Many managers have had real experience of challenging employees to stretch themselves with subsequent performances achieving above their initial goal even if they didn't reach the stretch goal. So it is no surprise they don't like him raining on their parade.
However, Daniels says while there is some anecdotal evidence that stretch goals work, the research is far from conclusive.
"As a matter of fact, one study of stretch goals found performance decreased over time, as individuals repeatedly experienced failure in their attempts to achieve assigned goals," Daniels says.
"Why would a manager set a goal their employees will fail to reach 90 per cent of the time? The answer, of course, is that they mistakenly believe it will motivate employees to achieve more than they would by only setting reasonable goals.
"What most managers don't understand is that goals are motivating to people only when they have received positive reinforcement for reaching them in the past. Stretch goals almost always are driven by negative reinforcement – not by design, but because most managers don't know the difference between positive reinforcement and negative reinforcement."
The second criticism is more prosaic. Some managers who consider themselves tough and ambitious believe stretch goals are necessary to achieve outstanding performance.
According to Daniels, the reality in any organisation is that, while employees may reach and succeed in achieving these goals now and then, it is not the setting of the goal but in the day-to-day actions of the manager that success is achieved.
"There are better ways to reach what may appear to be the impossible that don't involve stretch goals at all. [And] there is considerable confusion about the differences between stretch goals, innovation, and creativity," Daniels says.

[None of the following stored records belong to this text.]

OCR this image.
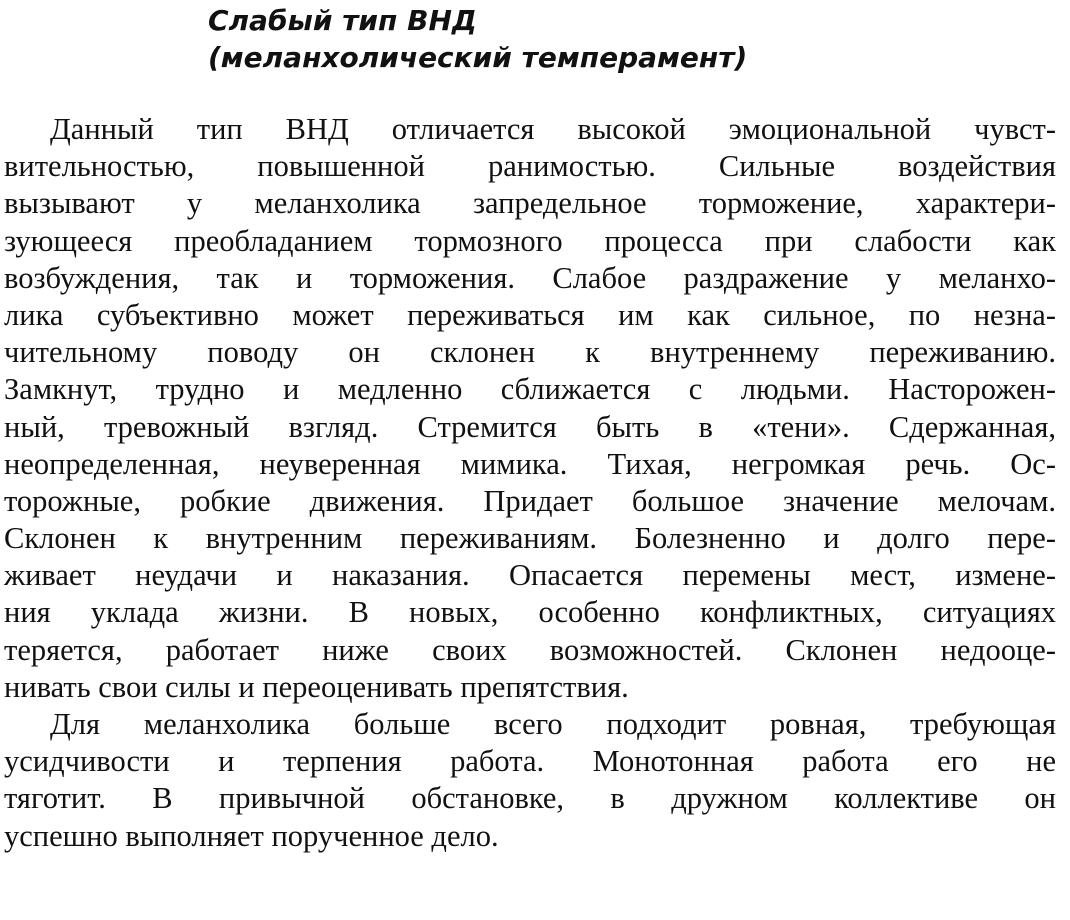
Слабый тип ВНД
(меланхолический темперамент)
Данный тип ВНД отличается высокой эмоциональной чувст-
вительностью, повышенной ранимостью. Сильные воздействия
вызывают у меланхолика запредельное торможение, характери-
зующееся преобладанием тормозного процесса при слабости как
возбуждения, так и торможения. Слабое раздражение у меланхо-
лика субъективно может переживаться им как сильное, по незна-
чительному поводу он склонен к внутреннему переживанию.
Замкнут, трудно и медленно сближается с людьми. Насторожен-
ный, тревожный взгляд. Стремится быть в «тени». Сдержанная,
неопределенная, неуверенная мимика. Тихая, негромкая речь. Ос-
торожные, робкие движения. Придает большое значение мелочам.
Склонен к внутренним переживаниям. Болезненно и долго пере-
живает неудачи и наказания. Опасается перемены мест, измене-
ния уклада жизни. В новых, особенно конфликтных, ситуациях
теряется, работает ниже своих возможностей. Склонен недооце-
нивать свои силы и переоценивать препятствия.
Для меланхолика больше всего подходит ровная, требующая
усидчивости и терпения работа. Монотонная работа его не
тяготит. В привычной обстановке, в дружном коллективе он
успешно выполняет порученное дело.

Last year, Daniel Markovitz wrote an important short piece in the Harvard Business Review backing the Daniels view, entitled "The Folly of Stretch Goals" in which he sought to debunk the effectiveness of the 1990s management theory.
Markovitz said stretch goals were "terribly demotivating" because a goal that is overwhelming and unattainable sapped employees' intrinsic motivation, causing them to freeze up.
Stretch goals also foster unethical behaviour, according to Markovitz, who cites a series of corporate shenanigans and unethical window dressing as the end result of managers pushing things too far.
His third criticism is that it encourages excessive risk-taking with the GFC in part caused by executives being hugely rewarded for out-of-the- box performances.
"Focusing on small wins in combination with process improvement will drive your organisation forward without the negative consequences of stretch goals," Markovitz writes.
Moving from a position of underperformance, competitive disadvantage or lack of product or performance differentiation requires goal setting or behaviour shaping to move from being behind to getting in front. If there is no possibility of catching up and passing through incremental shifts in performance and capability or in working any harder, then innovation and creativity are required.
"When trying to improve on an existing process, incremental goals work best – actually, the smaller the better, as small improvement targets provide more opportunities for positive reinforcement, which increases motivation," Daniels says.
Creativity involves a radical departure from an existing process. Permission to fail and accepting a lot of tests for ideas that don't work are part of this process. Not all businesses can afford this luxury.
Another downside to stretch goals is the rewarding of employees who tried hard, and got close, but didn't quite make it. This sends a message that behaviour is more important than results.
Daniels, one of the world's best counter-intuitive thinkers on management, argues the best thing you can do in goal setting is set the goal low because rewarding goal attainment increases motivation and the likelihood of subsequent goal success.